Thursday, September 1, 2016

Writer's Camp: Day Seven - Love/Family


     I know I am really behind! However, this day is based on love and family relationships. Sometimes the best stories are the stories of families or of someone's search for a family. Of course, love and romance novels have been popular for years in both the Christian and secular community. I, myself, enjoy stories about love, family and friendships, because it's what I'm around all the time, but I also enjoy reading about someone else POV on love and relationships. No two person's ideas are the same. So, I'll just do an overview of one book series on love/family and one on love/friendship.

Love Comes Softly series
by Janette Oak

       I love anything by Janette Oak and these books have been favorites of mine for as long as I can remember. Love Comes Softly (which inspired the the movie series of the same name) starts with 19 year old Marty Claridge and her husband, Clem, who move out west to start a new life together. However, Clem is killed in an accident and Marty is now alone and pregnant with no family or friends and winter on the horizon. Then Clark Davies, a handsome widower with a one year old daughter, offers Marty a 'marriage of convenience.' Marty and Clark will legally marry to allow Marty to stay with him and his daughter (Missie) until the wagon train comes through in the spring. Left with no choice, Marty begrudgingly agrees. 

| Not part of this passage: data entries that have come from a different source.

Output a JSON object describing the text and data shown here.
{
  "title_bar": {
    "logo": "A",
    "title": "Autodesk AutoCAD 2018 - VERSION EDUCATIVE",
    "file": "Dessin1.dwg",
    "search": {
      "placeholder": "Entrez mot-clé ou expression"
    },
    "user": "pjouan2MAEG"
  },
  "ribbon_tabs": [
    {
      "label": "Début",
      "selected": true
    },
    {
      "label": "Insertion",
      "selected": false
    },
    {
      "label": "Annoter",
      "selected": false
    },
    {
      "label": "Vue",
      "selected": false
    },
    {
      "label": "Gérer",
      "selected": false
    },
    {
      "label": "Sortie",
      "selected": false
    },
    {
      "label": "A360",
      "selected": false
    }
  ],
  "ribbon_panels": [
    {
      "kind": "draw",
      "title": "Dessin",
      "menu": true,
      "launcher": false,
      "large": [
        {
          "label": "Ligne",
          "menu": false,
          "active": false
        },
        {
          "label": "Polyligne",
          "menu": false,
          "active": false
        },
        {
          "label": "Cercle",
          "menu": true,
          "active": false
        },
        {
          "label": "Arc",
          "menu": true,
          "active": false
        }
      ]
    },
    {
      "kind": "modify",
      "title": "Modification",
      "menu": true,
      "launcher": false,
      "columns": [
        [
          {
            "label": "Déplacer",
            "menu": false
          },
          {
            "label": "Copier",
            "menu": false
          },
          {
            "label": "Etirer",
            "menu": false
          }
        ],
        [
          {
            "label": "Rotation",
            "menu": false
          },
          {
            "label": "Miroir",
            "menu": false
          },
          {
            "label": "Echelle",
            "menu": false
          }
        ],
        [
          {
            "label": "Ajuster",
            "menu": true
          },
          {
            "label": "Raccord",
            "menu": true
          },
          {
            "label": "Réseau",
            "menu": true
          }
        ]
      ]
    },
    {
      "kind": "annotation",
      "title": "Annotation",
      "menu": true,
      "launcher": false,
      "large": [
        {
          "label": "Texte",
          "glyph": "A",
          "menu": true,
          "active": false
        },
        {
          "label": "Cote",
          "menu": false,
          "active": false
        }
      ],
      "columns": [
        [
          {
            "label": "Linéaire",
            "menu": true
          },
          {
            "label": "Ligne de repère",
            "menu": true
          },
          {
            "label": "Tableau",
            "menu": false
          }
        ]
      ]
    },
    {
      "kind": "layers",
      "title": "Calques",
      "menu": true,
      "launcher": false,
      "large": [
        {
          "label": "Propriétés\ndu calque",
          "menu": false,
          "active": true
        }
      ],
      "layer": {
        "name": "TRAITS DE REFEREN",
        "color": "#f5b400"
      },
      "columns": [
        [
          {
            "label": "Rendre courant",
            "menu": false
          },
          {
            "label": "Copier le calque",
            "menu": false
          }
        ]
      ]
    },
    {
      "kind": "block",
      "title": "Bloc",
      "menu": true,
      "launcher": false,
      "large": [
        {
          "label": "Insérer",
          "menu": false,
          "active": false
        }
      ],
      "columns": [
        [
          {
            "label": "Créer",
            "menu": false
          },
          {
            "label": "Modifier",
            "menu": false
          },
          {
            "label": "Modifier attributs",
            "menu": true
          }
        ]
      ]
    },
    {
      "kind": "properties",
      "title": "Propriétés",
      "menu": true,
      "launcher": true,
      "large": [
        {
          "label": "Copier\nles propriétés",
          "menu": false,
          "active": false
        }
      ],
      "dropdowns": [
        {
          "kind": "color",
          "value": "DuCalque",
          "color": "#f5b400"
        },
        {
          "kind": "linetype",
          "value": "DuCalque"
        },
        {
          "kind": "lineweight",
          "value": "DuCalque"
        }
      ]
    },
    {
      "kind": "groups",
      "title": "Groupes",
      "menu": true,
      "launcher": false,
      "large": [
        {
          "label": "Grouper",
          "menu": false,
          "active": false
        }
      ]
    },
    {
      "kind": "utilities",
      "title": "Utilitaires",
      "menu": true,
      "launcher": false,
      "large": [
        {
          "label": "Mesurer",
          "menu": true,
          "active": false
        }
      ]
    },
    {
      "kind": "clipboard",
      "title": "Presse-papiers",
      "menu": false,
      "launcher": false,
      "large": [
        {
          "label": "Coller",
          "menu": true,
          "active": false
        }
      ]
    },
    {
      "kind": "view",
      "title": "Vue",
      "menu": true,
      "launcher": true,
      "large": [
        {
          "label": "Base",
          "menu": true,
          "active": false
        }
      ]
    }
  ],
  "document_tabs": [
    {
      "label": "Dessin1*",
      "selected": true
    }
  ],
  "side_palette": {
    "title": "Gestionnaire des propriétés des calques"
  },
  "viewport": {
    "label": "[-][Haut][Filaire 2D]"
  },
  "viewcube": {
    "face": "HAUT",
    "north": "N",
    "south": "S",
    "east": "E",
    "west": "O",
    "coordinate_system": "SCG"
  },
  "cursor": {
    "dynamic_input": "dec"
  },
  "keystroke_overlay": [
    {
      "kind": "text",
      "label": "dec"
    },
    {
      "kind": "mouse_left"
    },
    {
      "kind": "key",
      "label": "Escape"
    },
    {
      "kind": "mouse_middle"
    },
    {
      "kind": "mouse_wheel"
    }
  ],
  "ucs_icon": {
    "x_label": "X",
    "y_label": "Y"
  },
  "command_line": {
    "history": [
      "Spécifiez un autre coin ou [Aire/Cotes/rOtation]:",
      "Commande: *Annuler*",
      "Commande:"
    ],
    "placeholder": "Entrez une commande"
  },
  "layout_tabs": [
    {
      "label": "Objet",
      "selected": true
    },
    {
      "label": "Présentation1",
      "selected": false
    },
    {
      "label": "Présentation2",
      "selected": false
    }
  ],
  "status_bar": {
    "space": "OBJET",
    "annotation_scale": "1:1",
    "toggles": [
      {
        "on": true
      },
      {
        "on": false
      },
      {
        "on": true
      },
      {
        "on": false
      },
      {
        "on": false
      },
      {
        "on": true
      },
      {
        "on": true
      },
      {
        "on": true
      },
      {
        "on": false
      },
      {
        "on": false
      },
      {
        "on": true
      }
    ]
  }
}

     After a rocky start (with some hysterical chapters!), Marty begins to find a happy life with Clark and Missy and is befriended by wise and comforting Sarah Graham whose own marriage to her husband Ben was also one of convenience. Marty also witnesses with the incredible power of faith when she sees Clark's godliness in his life as a man, father, and a friend. and soon begins to question her own life and if God has had a plan for her all along. When faced with the choice to stay or go, Marty remains with Clark, Missie and her new son.

      Marty's decision to stay sets of a chain of personal stories of young women and their families that spans three generations. Love Comes Softly goes beyond romance in the west, but it's not preachy or over-Christianized in any way. It's wonderful blend of drama, romance and comedy that deals with love, loss, grief, joy, happiness, hope and above all family. The roles of wife and motherhood are most heavily emphasized in this series, which what I also enjoyed.

Harry Potter
by J.K. Rowling

      While Harry Potter can be used for a plethora of writing inspirations, the series greatest attributes is the unending theme of friendship. Harry Potter has been alone his whole life and so when he finds out that he's going to Hogwarts, he's excited, even a little scared. Upon meeting Ron Weasley and Hermione Granger, Harry's world is expanded in ways he never thought possible. With Ron, Hermione, Harry has a sense of belonging and acceptance that he has never had before. While they tend to get into trouble constantly, the trio usually have their hearts in the right place.

     As they grow older, Harry and his friends (including other students) go through their own personal trials where their boundaries and loyalties are frequently tested. This is especially seen with Ron Weasley who tends to live in the shadow of his best friend. While Ron never betrays or hurts Harry, he does conform to jealousy from time to time. Yet, when the time calls, Ron is there for Harry no matter the situation. Ron and Harry's loyal, but at times, rocky friendship is one of the best relationships in the whole story! While Hermione never falters in her faithfulness to Harry, Ron gives a realistic look as to what it's like to be friends with the popular kid, especially when you yourself are not popular. I've always been able to relate to Ron as the kid from a big family who never seemed to find their place.  

     Harry Potter deals with love in almost every form from romantic love, sacrificial love, selfish love, platonic love, long distant love, family love, secret love, unrequited love, triangular love...yeah just about every definition of love you can find somewhere in a Harry Potter book! Yet, Harry's whole existence (and survival) is based on love; and that love from his parents is what guides him through every trial and obstacle he is made to face.